Jeder, der die Zeitung aufschlägt oder Nachrichten hört, weiß: Israel ist keineswegs ein nur für Israelis relevantes Thema. Seine Geburt ist zutiefst mit den Wunden Deutschlands und Europas verbunden, seine politische Entwicklung hat Auswirkungen weit über den Nahen Osten hinaus, und die Religion der meisten Menschen hat ihre Ursprünge im Gebiet des heutigen Israel. Vielleicht hat es mit dieser gefühlten Nähe zu tun, dass mit keinem anderen Staat so klare Vorstellungen verbunden werden wie mit diesem winzigen Stück Land. Die einen sehen in Israel die einzige Demokratie inmitten autoritärer Regime und einen westlichen Vorposten im Nahen Osten, manche gar den Vorboten des messianischen Zeitalters; andere dagegen betrachten Israel als eine anachronistische Schöpfung, als kolonialistischen Aggressor und als Terrorstaat. Für einen Teil der Welt ist Israel ein Musterstaat, für einen anderen ein Pariastaat. Nur eines ist er ganz selten: das von Chaim Weizmann erträumte fiktive Albanien, «ein ganz normaler Staat».
Unter den 194 unabhängigen Staaten steht der Staat Israel in Bezug auf seine geographische Ausdehnung an 152. Stelle, in Bezug auf seine Einwohnerzahl an 97. Stelle. Er ist etwa so groß wie Belize, Djibouti oder das Bundesland Hessen (kleiner im Übrigen als Albanien) und zählt ungefähr so viele Einwohner wie Tadschikistan, Honduras oder das Bundesland Niedersachsen. Schlägt man aber eine Zeitung auf oder hört die aktuellen Nachrichten, könnte man meinen, dass Israel neben China, Russland und den USA zu den wichtigsten Staaten der Erde gehört.
In den Vereinigten Staaten betonen die Präsidentschaftskandidaten beider Parteien in jedem Wahlkampf ihre Verbundenheit mit Israel stärker als die Solidarität zu ihren mächtigen Verbündeten.
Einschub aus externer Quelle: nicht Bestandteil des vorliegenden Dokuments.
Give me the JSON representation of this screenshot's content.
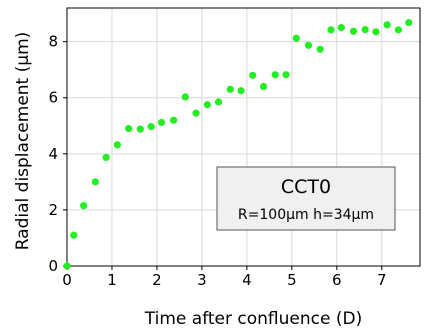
{
  "chart_data": {
    "type": "scatter",
    "xlabel": "Time after confluence (D)",
    "ylabel": "Radial displacement (μm)",
    "xlim": [
      0,
      7.85
    ],
    "ylim": [
      0,
      9.2
    ],
    "xticks": [
      0,
      1,
      2,
      3,
      4,
      5,
      6,
      7
    ],
    "yticks": [
      0,
      2,
      4,
      6,
      8
    ],
    "grid": true,
    "legend_placement": "lower-right",
    "series": [
      {
        "name": "CCT0",
        "color": "#22ee22",
        "points": [
          [
            0.0,
            0.0
          ],
          [
            0.15,
            1.1
          ],
          [
            0.37,
            2.15
          ],
          [
            0.63,
            3.0
          ],
          [
            0.87,
            3.87
          ],
          [
            1.12,
            4.32
          ],
          [
            1.37,
            4.9
          ],
          [
            1.63,
            4.88
          ],
          [
            1.87,
            4.97
          ],
          [
            2.1,
            5.12
          ],
          [
            2.37,
            5.2
          ],
          [
            2.63,
            6.03
          ],
          [
            2.87,
            5.45
          ],
          [
            3.12,
            5.75
          ],
          [
            3.37,
            5.85
          ],
          [
            3.63,
            6.3
          ],
          [
            3.87,
            6.25
          ],
          [
            4.13,
            6.8
          ],
          [
            4.37,
            6.4
          ],
          [
            4.63,
            6.82
          ],
          [
            4.87,
            6.82
          ],
          [
            5.1,
            8.12
          ],
          [
            5.37,
            7.87
          ],
          [
            5.63,
            7.73
          ],
          [
            5.87,
            8.42
          ],
          [
            6.1,
            8.5
          ],
          [
            6.37,
            8.37
          ],
          [
            6.63,
            8.43
          ],
          [
            6.87,
            8.35
          ],
          [
            7.12,
            8.6
          ],
          [
            7.37,
            8.42
          ],
          [
            7.6,
            8.68
          ]
        ]
      }
    ],
    "legend": {
      "title": "CCT0",
      "subtitle": "R=100μm h=34μm"
    }
  }
}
Evangelikale Prediger in aller Welt betrachten Israels Konflikt im Nahen Osten als Teil des messianischen Endzeitplans. Auch in Deutschland wird Israel nicht wie jedes andere Land behandelt. Sobald ein neuer deutscher Bundespräsident in sein Amt gewählt wird, gehört – zumindest seit den achtziger Jahren – ein Staatsbesuch in Israel zu einer seiner ersten und heikelsten Aufgaben. Bundeskanzlerin Merkel unterstrich in ihrer Rede vor dem israelischen Parlament im März 2008: «Jede Bundesregierung und jeder Bundeskanzler vor mir waren der besonderen historischen Verantwortung Deutschlands für die Sicherheit Israels verpflichtet. Diese historische Verantwortung Deutschlands ist Teil der Staatsräson meines Landes.»[6]
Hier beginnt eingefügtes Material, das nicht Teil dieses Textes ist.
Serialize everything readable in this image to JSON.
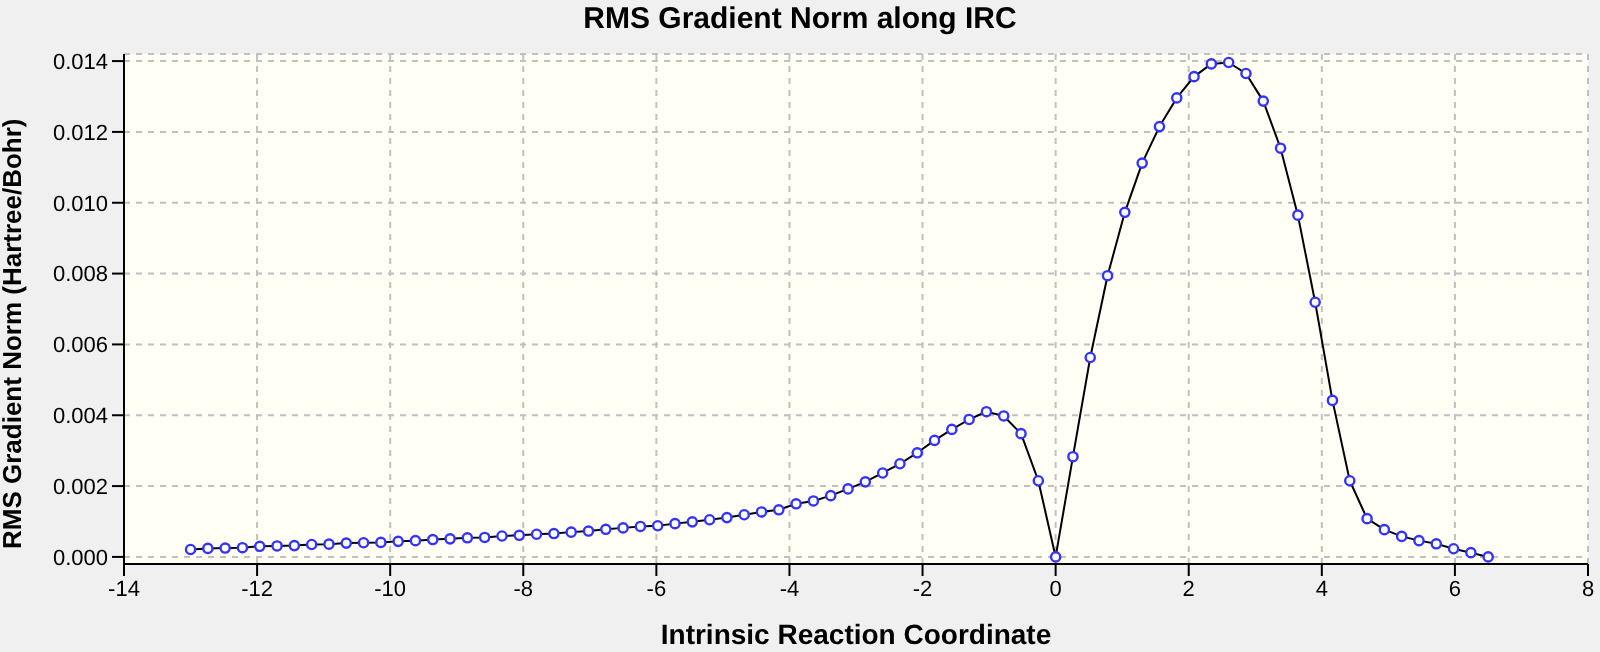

In anderen Teilen der Welt ist Israel das Feindbild Nummer eins. Im von Israel Tausende Kilometer entfernten Iran gehört es zu einem wichtigen politischen Ritual, dem «zionistischen Gebilde» öffentlich den Kampf anzusagen und israelische Fahnen zu verbrennen. Auch in Staaten, in denen so gut wie niemand jemals einen israelischen Staatsbürger zu Gesicht bekommen hat, wird die zionistische Weltverschwörung angeprangert, und die Landkarten des Nahen Ostens werden so gedruckt, als existiere der jüdische Staat überhaupt nicht. In einer weltweiten BBC-Umfrage nach den beliebtesten Ländern der Welt liegt Deutschland, von dem im zwanzigsten Jahrhundert zwei Weltkriege ausgingen, an der Spitze, während der jüdische Staat, der von den Überlebenden des größten Völkermords des zwanzigsten Jahrhunderts gegründet wurde, sich die negativsten Werte mit den Pariastaaten Iran und Nordkorea teilt.[7] Es passt in diesen Rahmen, dass die UNO-Menschenrechtskommission seit ihrem Bestehen gegen Israel allein fast genauso viele Resolutionen erlassen hat wie gegen sämtliche andere Staaten zusammen.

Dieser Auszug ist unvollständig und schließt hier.